Maybe you can refine the delivery of a beautiful meal at a restaurant, but the meal itself is born from a person's creativity and aesthetic sense, trying to weigh itself against the realities of financial constraints. You can streamline it, and you can deliver the same meal every day, but I've seen the meticulous care of a professional chef running a restaurant in my home country, and successful commodification still requires intense caring.
You can try all you want to reduce the delivery of features to a Jira board and mumbling about Agile, but you're not going to get anything worthwhile out of people if you can't connect with them. You think an engineer good enough to have opinions on the relative elegance of cryptic symbols in an IDE can work without an element of soul, because it would be convenient if he was more like a widget-producing machine? Hah.
Heck, I know someone that designs some of the chips that go into iPhones, and you'd think that would be commodified to hell and back, but at the end of the day it's actually my uncle staying up to 3 AM, calling me from the U.S because he'd like to keep in touch despite the workload - and if that guy gets sick, they're probably actually going to have to delay the next release.
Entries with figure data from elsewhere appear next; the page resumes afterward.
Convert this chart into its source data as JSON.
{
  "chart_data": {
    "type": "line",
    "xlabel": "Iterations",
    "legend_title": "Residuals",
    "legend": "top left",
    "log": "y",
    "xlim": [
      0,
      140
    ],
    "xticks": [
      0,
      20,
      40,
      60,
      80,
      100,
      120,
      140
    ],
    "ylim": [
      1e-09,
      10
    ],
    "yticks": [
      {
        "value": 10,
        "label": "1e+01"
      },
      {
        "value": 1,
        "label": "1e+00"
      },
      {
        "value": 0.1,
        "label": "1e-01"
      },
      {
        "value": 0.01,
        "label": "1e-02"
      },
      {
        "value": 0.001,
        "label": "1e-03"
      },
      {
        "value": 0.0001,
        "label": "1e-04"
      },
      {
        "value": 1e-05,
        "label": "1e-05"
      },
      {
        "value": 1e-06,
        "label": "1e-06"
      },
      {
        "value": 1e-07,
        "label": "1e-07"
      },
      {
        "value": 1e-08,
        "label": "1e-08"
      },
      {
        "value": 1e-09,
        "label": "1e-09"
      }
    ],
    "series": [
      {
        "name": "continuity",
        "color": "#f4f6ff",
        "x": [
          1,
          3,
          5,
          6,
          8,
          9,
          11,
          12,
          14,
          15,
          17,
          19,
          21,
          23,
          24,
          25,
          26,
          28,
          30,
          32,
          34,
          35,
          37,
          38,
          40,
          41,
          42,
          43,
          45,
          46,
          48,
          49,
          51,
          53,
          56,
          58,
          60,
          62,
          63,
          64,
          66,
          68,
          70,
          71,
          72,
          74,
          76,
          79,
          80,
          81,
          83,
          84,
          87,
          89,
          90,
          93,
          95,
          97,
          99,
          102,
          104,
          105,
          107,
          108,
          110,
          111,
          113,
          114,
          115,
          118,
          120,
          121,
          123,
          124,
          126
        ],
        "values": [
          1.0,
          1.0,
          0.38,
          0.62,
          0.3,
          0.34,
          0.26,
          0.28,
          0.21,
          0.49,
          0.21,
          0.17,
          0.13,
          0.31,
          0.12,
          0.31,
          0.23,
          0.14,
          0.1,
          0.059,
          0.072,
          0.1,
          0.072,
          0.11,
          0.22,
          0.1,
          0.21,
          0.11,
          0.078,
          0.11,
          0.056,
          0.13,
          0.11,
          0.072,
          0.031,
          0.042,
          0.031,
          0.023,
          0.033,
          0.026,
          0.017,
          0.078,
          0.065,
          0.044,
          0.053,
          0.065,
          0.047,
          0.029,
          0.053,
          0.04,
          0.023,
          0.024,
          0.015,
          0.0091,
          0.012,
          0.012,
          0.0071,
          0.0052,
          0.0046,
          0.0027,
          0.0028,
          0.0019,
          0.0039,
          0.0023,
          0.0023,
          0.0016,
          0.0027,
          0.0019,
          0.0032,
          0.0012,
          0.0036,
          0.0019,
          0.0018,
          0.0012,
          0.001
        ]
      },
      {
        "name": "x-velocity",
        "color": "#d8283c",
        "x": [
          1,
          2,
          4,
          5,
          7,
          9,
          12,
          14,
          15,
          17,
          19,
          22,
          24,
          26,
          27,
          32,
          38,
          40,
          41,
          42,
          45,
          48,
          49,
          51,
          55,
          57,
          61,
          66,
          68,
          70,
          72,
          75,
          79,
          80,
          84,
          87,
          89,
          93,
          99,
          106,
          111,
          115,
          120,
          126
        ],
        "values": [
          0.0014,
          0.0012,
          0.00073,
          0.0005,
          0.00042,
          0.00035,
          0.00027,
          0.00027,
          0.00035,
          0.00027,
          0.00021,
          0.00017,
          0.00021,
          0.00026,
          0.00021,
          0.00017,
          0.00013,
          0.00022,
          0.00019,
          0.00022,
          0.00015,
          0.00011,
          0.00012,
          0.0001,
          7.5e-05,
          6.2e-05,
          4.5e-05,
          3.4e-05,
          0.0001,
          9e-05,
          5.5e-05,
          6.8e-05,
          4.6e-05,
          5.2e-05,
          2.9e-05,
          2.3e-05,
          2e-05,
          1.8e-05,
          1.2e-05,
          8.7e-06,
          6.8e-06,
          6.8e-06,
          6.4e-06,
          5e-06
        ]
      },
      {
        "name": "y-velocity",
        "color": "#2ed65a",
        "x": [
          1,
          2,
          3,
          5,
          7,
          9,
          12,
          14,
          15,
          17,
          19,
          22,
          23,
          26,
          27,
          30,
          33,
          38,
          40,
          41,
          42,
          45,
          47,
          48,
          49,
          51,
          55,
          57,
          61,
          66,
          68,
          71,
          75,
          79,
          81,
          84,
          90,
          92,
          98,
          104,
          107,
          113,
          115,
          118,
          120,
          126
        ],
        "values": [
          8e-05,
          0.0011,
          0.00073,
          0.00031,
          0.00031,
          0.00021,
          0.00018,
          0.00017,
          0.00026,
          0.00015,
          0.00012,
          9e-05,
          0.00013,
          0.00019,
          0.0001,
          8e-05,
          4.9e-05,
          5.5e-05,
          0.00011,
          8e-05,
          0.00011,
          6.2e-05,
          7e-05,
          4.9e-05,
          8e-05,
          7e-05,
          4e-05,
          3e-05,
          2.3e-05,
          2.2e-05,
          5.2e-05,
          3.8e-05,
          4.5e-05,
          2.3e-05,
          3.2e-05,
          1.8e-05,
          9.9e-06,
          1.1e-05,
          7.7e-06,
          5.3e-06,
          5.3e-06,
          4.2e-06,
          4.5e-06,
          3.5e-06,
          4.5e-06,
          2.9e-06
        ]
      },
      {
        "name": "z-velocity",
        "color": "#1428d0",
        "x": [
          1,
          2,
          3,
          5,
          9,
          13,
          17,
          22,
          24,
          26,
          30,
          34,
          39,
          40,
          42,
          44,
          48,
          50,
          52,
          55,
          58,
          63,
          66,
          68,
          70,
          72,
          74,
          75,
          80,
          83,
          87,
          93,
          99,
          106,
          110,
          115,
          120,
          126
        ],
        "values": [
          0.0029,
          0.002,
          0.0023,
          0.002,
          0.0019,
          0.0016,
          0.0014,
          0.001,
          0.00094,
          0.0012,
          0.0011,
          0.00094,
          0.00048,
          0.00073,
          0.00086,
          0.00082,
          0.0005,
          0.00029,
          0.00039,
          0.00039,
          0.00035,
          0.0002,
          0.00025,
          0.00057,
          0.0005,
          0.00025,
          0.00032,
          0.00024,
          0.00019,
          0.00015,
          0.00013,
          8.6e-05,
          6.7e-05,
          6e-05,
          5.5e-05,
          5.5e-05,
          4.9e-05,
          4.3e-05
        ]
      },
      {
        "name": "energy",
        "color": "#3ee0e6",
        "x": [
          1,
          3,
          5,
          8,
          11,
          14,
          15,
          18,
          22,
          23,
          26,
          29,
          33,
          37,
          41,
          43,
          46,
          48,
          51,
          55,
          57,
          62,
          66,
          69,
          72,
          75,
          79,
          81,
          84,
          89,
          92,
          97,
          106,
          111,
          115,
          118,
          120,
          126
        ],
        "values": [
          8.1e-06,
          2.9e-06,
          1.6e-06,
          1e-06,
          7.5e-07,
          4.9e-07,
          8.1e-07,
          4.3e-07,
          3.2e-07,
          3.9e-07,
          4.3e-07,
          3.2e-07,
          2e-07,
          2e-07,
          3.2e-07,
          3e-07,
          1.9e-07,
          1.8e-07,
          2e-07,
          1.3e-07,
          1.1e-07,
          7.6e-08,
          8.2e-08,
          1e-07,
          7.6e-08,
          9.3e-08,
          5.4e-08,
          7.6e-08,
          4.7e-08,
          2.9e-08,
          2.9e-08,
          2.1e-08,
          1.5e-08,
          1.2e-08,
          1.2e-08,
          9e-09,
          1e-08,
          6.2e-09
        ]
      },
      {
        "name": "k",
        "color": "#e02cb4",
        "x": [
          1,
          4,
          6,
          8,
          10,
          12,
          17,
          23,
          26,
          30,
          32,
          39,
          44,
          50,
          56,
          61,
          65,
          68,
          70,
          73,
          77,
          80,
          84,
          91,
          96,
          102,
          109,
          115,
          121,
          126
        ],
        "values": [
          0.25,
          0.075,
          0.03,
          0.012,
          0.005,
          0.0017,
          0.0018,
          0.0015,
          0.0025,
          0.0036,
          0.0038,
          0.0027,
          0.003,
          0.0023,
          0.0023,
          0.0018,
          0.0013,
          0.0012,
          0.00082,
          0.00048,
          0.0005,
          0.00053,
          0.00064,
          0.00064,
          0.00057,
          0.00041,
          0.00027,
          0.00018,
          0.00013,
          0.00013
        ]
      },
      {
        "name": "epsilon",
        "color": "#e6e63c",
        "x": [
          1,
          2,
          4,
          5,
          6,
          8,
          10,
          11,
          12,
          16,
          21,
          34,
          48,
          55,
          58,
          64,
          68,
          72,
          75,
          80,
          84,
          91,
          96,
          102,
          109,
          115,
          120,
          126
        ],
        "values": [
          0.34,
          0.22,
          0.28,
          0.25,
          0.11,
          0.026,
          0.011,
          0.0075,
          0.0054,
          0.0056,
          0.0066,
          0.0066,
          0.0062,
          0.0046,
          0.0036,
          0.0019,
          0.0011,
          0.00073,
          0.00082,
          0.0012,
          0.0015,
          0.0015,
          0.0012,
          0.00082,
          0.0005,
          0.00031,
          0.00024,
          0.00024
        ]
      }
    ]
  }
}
There's crazy infrastructure to allow them to test and mass produce those chips, but individual people make that machine run.
There are harsh realities to grapple with, and society runs on commodification, but anyone that thinks that you can run on pure commodification, without any understanding of their specific craft, or the human complexities, needs, and frailties of the people around them, who think that you can just buy more enterprise licenses and that giving someone a salary is enough reason for them to subjugate the entirety of themselves as they turn up to work every day...
Well, you're wrong, and you can fucking bite me.